Rogers and Keffer both agreed that well-positioned companies should grab the opportunity to raise money and they advised entrepreneurs to raise money without worrying too much about valuation. “The time you will spend arguing on that, is time you could be spending to exploit this opportunity you are given to the market. Get less money today and start working to make the revenues you expect.” argued Rogers. He also urged entrepreneurs to exploit the capital they raise, in order to make their company even more valuable. At the same time, he advised those who are not certain about their company’s strength not to rush. “You can’t over optimize, you can’t tick all your boxes. You don’t know what will “hit” your company tomorrow. Tick one box at a time and don’t over optimize.” he added. 

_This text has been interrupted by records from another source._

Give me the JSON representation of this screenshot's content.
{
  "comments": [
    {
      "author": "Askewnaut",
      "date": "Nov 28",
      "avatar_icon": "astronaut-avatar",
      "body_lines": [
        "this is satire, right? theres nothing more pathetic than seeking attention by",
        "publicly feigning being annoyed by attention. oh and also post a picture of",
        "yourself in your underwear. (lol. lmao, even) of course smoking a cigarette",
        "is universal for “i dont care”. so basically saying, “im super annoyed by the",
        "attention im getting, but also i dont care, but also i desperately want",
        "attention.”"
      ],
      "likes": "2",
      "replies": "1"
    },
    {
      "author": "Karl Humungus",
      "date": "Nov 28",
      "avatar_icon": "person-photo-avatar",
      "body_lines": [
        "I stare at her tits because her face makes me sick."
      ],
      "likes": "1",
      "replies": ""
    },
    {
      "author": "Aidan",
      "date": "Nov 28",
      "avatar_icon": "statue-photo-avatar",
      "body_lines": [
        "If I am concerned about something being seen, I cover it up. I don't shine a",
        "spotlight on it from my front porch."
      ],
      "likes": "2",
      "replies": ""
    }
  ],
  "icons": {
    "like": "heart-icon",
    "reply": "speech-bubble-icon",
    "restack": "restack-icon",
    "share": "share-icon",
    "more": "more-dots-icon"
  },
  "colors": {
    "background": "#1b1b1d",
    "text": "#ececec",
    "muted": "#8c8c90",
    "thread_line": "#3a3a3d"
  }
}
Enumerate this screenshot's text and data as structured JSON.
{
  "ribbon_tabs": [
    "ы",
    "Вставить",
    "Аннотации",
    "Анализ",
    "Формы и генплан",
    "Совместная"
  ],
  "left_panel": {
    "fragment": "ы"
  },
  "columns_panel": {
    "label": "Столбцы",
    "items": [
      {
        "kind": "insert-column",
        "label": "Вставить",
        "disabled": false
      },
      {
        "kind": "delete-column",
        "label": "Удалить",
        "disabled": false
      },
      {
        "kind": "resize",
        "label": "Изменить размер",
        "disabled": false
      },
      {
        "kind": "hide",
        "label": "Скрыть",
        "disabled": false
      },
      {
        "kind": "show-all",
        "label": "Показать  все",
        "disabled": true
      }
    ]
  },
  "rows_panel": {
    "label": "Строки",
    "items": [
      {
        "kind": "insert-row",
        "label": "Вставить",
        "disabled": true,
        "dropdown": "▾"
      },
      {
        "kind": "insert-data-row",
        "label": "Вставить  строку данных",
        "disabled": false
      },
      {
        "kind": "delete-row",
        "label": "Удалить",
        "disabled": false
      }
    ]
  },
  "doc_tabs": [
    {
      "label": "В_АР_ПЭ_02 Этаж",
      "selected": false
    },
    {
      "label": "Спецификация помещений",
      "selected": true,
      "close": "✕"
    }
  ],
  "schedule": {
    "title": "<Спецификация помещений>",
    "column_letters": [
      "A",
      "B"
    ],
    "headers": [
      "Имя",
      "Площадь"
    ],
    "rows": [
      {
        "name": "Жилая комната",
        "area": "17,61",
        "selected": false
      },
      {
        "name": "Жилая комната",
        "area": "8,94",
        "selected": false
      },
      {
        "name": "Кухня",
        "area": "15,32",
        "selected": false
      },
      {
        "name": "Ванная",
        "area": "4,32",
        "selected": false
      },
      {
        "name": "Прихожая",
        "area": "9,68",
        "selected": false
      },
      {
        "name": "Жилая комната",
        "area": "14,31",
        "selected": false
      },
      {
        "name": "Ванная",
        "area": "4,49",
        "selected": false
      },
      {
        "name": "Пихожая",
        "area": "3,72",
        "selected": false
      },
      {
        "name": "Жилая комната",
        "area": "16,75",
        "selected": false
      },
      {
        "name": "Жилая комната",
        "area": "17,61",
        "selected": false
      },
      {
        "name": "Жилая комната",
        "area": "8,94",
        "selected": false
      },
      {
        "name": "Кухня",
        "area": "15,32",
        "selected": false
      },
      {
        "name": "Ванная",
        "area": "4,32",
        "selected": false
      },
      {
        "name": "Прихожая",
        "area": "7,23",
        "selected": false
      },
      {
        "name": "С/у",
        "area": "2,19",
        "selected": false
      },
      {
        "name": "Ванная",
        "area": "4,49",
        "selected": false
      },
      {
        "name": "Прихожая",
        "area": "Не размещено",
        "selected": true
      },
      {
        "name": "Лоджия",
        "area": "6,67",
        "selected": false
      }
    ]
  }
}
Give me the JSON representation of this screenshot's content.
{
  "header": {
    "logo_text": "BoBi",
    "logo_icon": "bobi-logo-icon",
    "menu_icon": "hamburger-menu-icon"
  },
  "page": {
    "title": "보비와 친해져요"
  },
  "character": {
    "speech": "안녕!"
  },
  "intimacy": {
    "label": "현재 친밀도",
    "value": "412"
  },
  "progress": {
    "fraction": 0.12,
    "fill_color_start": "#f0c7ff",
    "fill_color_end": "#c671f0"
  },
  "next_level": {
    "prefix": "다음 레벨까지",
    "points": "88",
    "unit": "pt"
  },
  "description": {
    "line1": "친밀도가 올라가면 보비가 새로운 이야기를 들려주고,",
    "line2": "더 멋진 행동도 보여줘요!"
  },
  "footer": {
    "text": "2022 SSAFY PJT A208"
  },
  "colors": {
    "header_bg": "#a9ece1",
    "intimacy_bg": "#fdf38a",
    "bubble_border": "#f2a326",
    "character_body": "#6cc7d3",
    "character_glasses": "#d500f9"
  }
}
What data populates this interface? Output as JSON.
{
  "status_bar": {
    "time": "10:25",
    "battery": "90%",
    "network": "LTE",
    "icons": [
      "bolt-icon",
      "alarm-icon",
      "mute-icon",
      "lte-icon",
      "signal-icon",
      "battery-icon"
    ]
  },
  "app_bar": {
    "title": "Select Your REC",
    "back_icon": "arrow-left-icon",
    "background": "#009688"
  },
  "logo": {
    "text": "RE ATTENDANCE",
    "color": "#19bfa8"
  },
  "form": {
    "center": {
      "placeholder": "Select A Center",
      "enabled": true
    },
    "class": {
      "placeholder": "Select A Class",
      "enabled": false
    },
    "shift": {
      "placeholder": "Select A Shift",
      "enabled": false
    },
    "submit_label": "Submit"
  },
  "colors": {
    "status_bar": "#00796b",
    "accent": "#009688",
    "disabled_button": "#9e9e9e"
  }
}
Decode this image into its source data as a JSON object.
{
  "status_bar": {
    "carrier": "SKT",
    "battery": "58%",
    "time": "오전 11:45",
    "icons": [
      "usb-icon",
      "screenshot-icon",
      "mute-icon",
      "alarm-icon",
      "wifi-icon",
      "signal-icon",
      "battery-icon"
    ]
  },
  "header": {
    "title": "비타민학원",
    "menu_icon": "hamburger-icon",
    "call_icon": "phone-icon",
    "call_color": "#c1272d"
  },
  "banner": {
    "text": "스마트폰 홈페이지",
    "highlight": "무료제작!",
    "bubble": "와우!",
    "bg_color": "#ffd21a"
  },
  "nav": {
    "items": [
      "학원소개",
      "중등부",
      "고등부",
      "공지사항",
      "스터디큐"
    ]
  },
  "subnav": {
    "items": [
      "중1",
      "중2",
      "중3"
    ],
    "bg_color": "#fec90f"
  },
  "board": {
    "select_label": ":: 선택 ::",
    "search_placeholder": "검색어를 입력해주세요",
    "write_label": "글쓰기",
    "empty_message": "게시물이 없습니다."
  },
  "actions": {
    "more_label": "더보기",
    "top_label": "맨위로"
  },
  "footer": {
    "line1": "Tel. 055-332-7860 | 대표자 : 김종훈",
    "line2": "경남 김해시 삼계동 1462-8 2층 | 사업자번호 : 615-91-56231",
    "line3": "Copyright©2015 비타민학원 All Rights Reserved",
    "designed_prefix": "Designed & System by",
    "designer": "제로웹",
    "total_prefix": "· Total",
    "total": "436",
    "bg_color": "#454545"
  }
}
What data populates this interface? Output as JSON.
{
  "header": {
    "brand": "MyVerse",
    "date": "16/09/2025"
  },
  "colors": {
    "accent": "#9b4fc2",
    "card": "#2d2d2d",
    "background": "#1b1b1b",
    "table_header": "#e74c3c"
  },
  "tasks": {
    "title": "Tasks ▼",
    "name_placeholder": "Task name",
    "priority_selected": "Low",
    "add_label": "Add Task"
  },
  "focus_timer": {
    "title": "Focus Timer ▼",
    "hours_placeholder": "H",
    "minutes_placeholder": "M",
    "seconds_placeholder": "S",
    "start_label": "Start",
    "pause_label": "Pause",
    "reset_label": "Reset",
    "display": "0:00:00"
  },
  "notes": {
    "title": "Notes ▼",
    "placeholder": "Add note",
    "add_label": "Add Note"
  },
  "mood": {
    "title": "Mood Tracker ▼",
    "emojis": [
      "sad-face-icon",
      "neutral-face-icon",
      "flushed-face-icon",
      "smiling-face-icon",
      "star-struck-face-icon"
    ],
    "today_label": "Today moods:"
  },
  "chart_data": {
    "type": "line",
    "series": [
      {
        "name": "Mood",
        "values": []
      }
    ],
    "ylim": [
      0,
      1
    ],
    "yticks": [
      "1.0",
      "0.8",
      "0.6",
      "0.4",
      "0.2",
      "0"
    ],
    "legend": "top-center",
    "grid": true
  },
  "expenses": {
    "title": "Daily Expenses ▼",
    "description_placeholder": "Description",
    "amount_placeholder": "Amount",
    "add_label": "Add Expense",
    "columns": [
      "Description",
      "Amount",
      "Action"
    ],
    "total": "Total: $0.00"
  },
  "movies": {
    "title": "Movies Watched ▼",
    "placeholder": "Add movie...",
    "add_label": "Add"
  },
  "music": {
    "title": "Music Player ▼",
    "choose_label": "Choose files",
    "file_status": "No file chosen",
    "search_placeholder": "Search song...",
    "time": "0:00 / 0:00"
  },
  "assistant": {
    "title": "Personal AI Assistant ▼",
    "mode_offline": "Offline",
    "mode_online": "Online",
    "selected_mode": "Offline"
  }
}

“You can’t over optimize, you can’t tick all your boxes. You don’t know what will “hit” your company tomorrow. Tick one box at a time and don’t over optimize.”

Keffer agreed that entrepreneurs whose products are facing high demand, should raise capital. “Although valuation is tricky right now, if you can raise capital with the prices of today, I would advise you to get it done fast. Don’t focus so much on the valuation, think about what you can do with the money you can take now, even if that means that you will not be able to fulfill all your planned projects.”

Finally, both investors agreed on the importance of making careful moves during these unprecedented times. Since the market is shifting very fast right now, they advised entrepreneurs to spend carefully and to focus on preparing themselves for what is coming. At the same time, they encouraged them by explaining that this situation is not their fault and that they cannot be blamed for taking drastic measures and making big, impactful decisions. “Entrepreneurs need to realize that this pandemic is not their fault” Keffer said. Even more, “There is no shame in closing down a company. It will be better than dragging it along until you have burnt all the cash.”.